Le 26 septembre, l'East Asia Institute (EAI) a invité M. William Paterson, ambassadeur d'Australie en Corée du Sud, à partager l'expérience de l'Australie en tant que puissance moyenne reconnue et à analyser les problèmes et les défis auxquels est confronté le nombre croissant de nations de puissance moyenne aujourd'hui. La série de tables rondes sur la diplomatie des puissances moyennes fait partie intégrante de la recherche de l'EAI sur le potentiel de la diplomatie des puissances moyennes à servir de vision pour la politique étrangère de la Corée du Sud, avec des discussions avec les ambassadeurs des puissances moyennes mondiales en Corée du Sud. L'EAI cherche à mieux comprendre les avantages et les inconvénients pour la Corée du Sud d'adopter un style de diplomatie émergent dans lequel les puissances moyennes s'efforcent d'aller au-delà d'une stratégie qui embrasse non seulement les intérêts nationaux, mais met également l'accent sur la promotion des normes et des valeurs universelles dans le monde.

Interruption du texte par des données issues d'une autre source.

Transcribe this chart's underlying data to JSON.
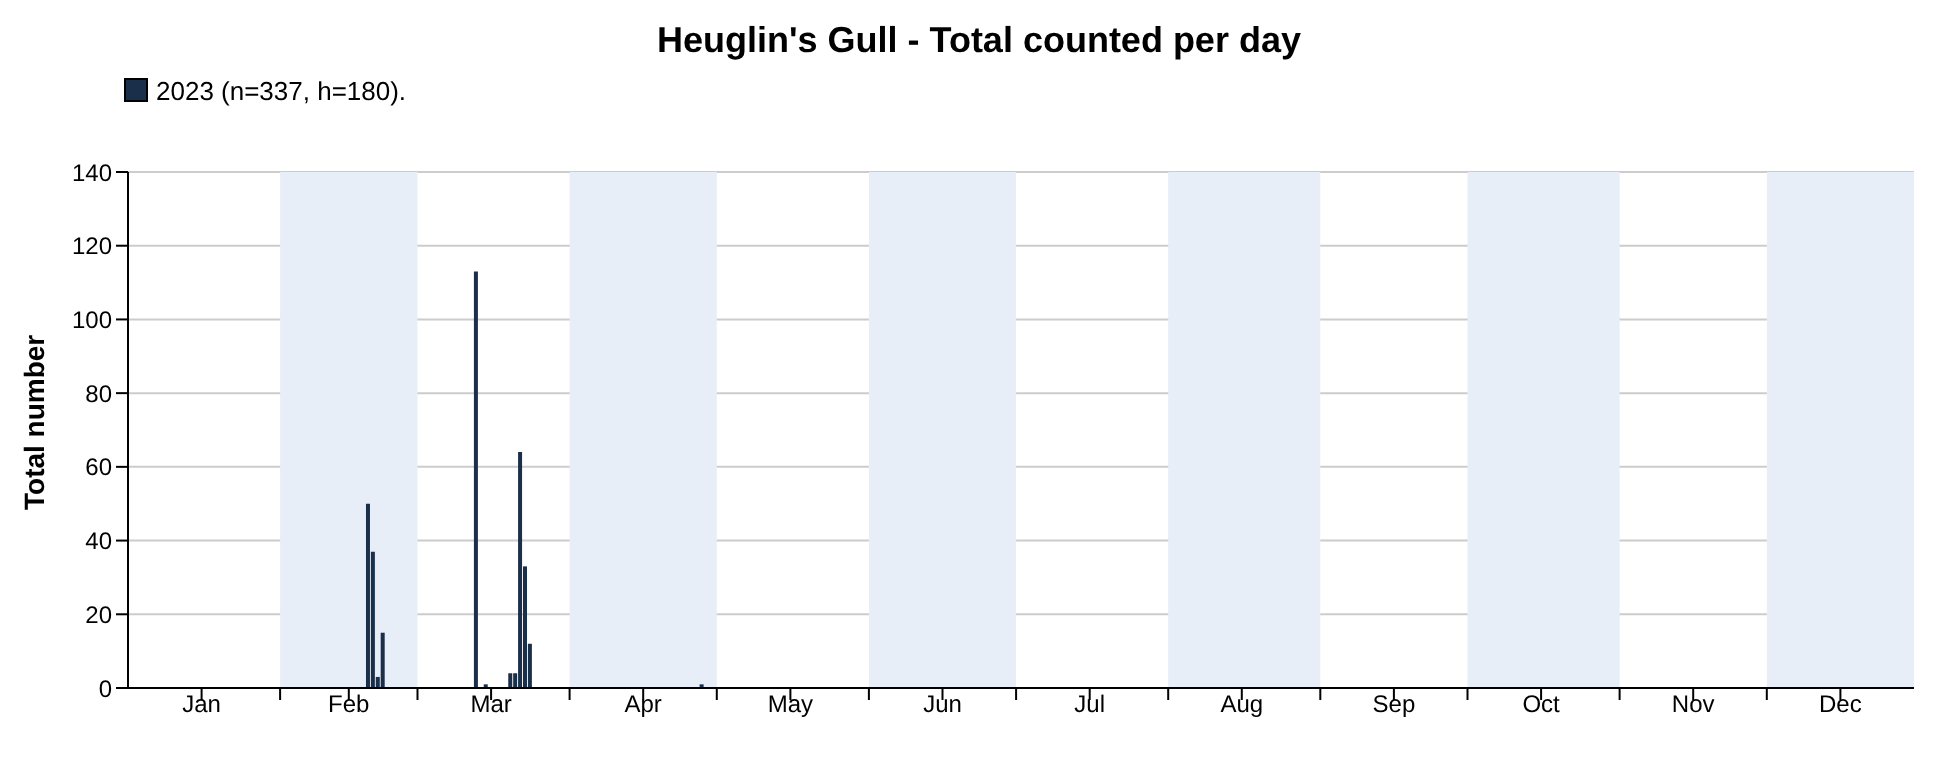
{
  "chart_data": {
    "type": "bar",
    "title": "Heuglin's Gull - Total counted per day",
    "ylabel": "Total number",
    "x": [
      "--02-19",
      "--02-20",
      "--02-21",
      "--02-22",
      "--03-13",
      "--03-15",
      "--03-20",
      "--03-21",
      "--03-22",
      "--03-23",
      "--03-24",
      "--04-28"
    ],
    "series": [
      {
        "name": "2023 (n=337, h=180).",
        "color": "#1a2f4a",
        "values": [
          50,
          37,
          3,
          15,
          113,
          1,
          4,
          4,
          64,
          33,
          12,
          1
        ]
      }
    ],
    "xlim": [
      "--01-01",
      "--12-31"
    ],
    "xticks": [
      {
        "value": "--01-16",
        "label": "Jan"
      },
      {
        "value": "--02-01",
        "label": null
      },
      {
        "value": "--02-15",
        "label": "Feb"
      },
      {
        "value": "--03-01",
        "label": null
      },
      {
        "value": "--03-16",
        "label": "Mar"
      },
      {
        "value": "--04-01",
        "label": null
      },
      {
        "value": "--04-16",
        "label": "Apr"
      },
      {
        "value": "--05-01",
        "label": null
      },
      {
        "value": "--05-16",
        "label": "May"
      },
      {
        "value": "--06-01",
        "label": null
      },
      {
        "value": "--06-16",
        "label": "Jun"
      },
      {
        "value": "--07-01",
        "label": null
      },
      {
        "value": "--07-16",
        "label": "Jul"
      },
      {
        "value": "--08-01",
        "label": null
      },
      {
        "value": "--08-16",
        "label": "Aug"
      },
      {
        "value": "--09-01",
        "label": null
      },
      {
        "value": "--09-16",
        "label": "Sep"
      },
      {
        "value": "--10-01",
        "label": null
      },
      {
        "value": "--10-16",
        "label": "Oct"
      },
      {
        "value": "--11-01",
        "label": null
      },
      {
        "value": "--11-16",
        "label": "Nov"
      },
      {
        "value": "--12-01",
        "label": null
      },
      {
        "value": "--12-16",
        "label": "Dec"
      }
    ],
    "ylim": [
      0,
      140
    ],
    "yticks": [
      0,
      20,
      40,
      60,
      80,
      100,
      120,
      140
    ],
    "bands": [
      {
        "axis": "x",
        "from": "--02-01",
        "to": "--03-01",
        "color": "#e8eef8"
      },
      {
        "axis": "x",
        "from": "--04-01",
        "to": "--05-01",
        "color": "#e8eef8"
      },
      {
        "axis": "x",
        "from": "--06-01",
        "to": "--07-01",
        "color": "#e8eef8"
      },
      {
        "axis": "x",
        "from": "--08-01",
        "to": "--09-01",
        "color": "#e8eef8"
      },
      {
        "axis": "x",
        "from": "--10-01",
        "to": "--11-01",
        "color": "#e8eef8"
      },
      {
        "axis": "x",
        "from": "--12-01",
        "to": "--12-31",
        "color": "#e8eef8"
      }
    ],
    "grid": "y",
    "legend": "top left"
  }
}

À cette fin, la quatrième table ronde de la série a discuté des espoirs de l'Australie pour le MIKTA, composé du Mexique, de l'Indonésie, de la Corée, de la Turquie et de l'Australie, dont elle pense qu'il peut avoir un impact positif sur la communauté internationale sur un certain nombre de problèmes transnationaux épineux. Le débat s'est concentré sur les défis spécifiques à l'entrée de la Corée du Sud dans le rang des puissances moyennes, tandis que des éclaircissements tirés des expériences de l'Australie ont été fournis afin d'aider la Corée du Sud à naviguer dans de nouvelles eaux incertaines.
La vision de l'Australie sur les puissances moyennes
Dans la quête de définition de ce qui constitue une « puissance moyenne », l'ambassadeur australien considère le poids économique comme un facteur important contribuant à la puissance globale. Une nation dotée d'une économie forte dispose de plus de fonds pour forger une armée plus puissante, et elle dispose des ressources nécessaires pour mener des initiatives diplomatiques plus larges qui peuvent lui conférer un plus grand poids dans la communauté internationale. Ces initiatives peuvent inclure la fourniture d'aide étrangère, la conduite de secours humanitaires et de secours en cas de catastrophe, et la promotion d'institutions multilatérales, entre autres objectifs. Bien que la capacité économique d'une nation influe sur sa position mondiale, il est difficile de détailler plus précisément les paramètres qui définissent les puissances moyennes mondiales. Par conséquent, l'Australie se tourne vers les nations qui participent au G20 mais qui sont économiquement en deçà du G8.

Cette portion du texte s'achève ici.